The Chevrolet Bolt, General Motors’ Tesla-fighting electric hatchback for the masses, will be able to go 238 miles (383 kilometers) on a single charge.
The car beats the base rear-wheel-drive Tesla Model S, which can go 210 miles (336 kilometers) per charge but costs about $28,500 more.
The Bolt goes on sale later this year for about $37,500 before a $7,500 federal electric vehicle tax credit. It’s the first mass-market electric vehicle to cross the 200-mile (322-kilometer) range, a range that will meet or exceed almost every person’s daily driving needs.
GM says the Bolt’s range was determined in testing by the U.S. Environmental Protection Agency. It takes 9.3 hours to recharge a Bolt from near empty on a 240-Volt home charger, the company said.
The Bolt also will be able to get software fixes over the internet, Pam Fletcher, GM’s executive chief engineer for electric vehicles, said at a recent conference.
Tesla’s lowest-cost Model S is $66,000 before the credit.
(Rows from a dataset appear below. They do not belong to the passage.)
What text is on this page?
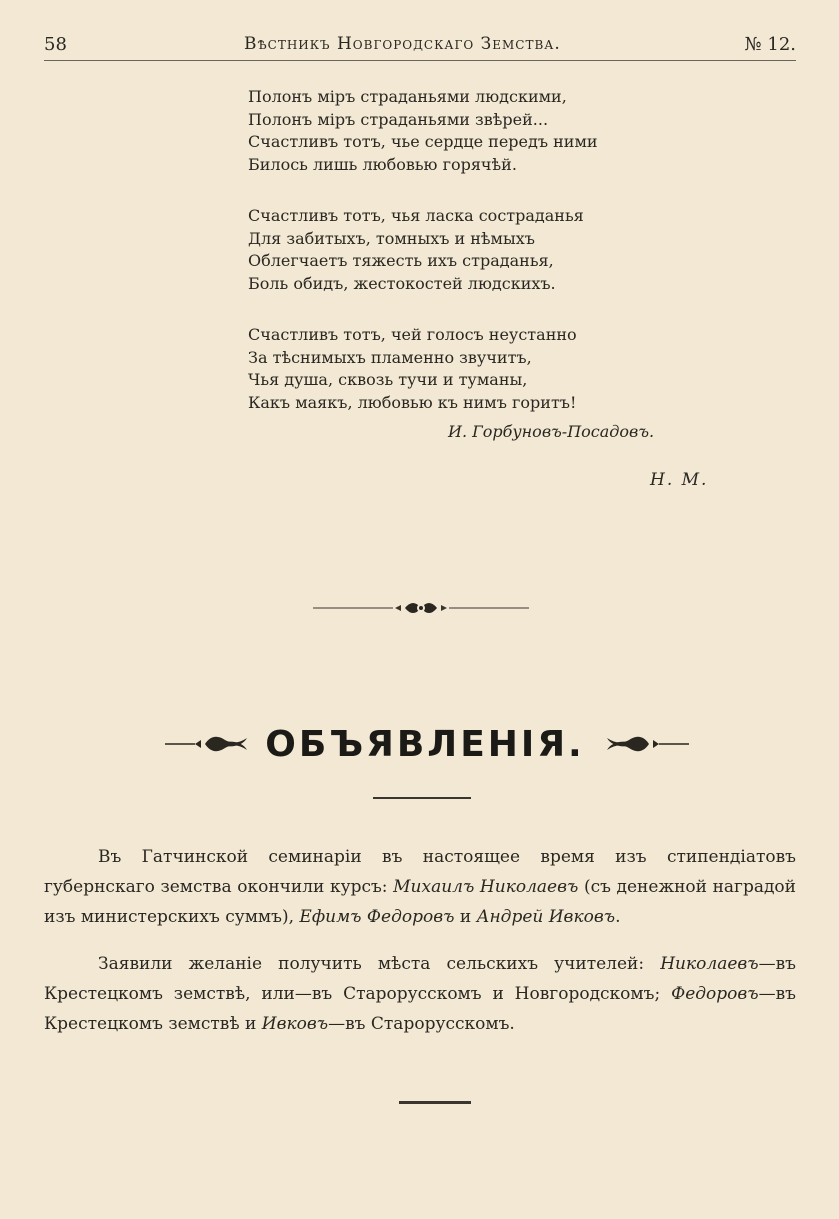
58	Вѣстникъ Новгородскаго Земства.	№ 12.
Полонъ міръ страданьями людскими,
Полонъ міръ страданьями звѣрей...
Счастливъ тотъ, чье сердце передъ ними
Билось лишь любовью горячѣй.
Счастливъ тотъ, чья ласка состраданья
Для забитыхъ, томныхъ и нѣмыхъ
Облегчаетъ тяжесть ихъ страданья,
Боль обидъ, жестокостей людскихъ.
Счастливъ тотъ, чей голосъ неустанно
За тѣснимыхъ пламенно звучитъ,
Чья душа, сквозь тучи и туманы,
Какъ маякъ, любовью къ нимъ горитъ!
И. Горбуновъ-Посадовъ.
Н. М.
ОБЪЯВЛЕНІЯ.

Въ Гатчинской семинаріи въ настоящее время изъ стипендіатовъ губернскаго земства окончили курсъ: Михаилъ Николаевъ (съ денежной наградой изъ министерскихъ суммъ), Ефимъ Федоровъ и Андрей Ивковъ.

Заявили желаніе получить мѣста сельскихъ учителей: Николаевъ—въ Крестецкомъ земствѣ, или—въ Старорусскомъ и Новгородскомъ; Федоровъ—въ Крестецкомъ земствѣ и Ивковъ—въ Старорусскомъ.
Late next year, Tesla plans to start selling the more affordable Model 3. At $35,000 before the credit, it will cost less than the Bolt and is expected to go 215 miles (346 kilometers) per charge.
The Palo Alto, California, company makes cars that travel farther than the Bolt, but they come at a price. The new Model S P100D can go about 315 miles (507 kilometers) per charge, but it starts at $134,500 without the credit.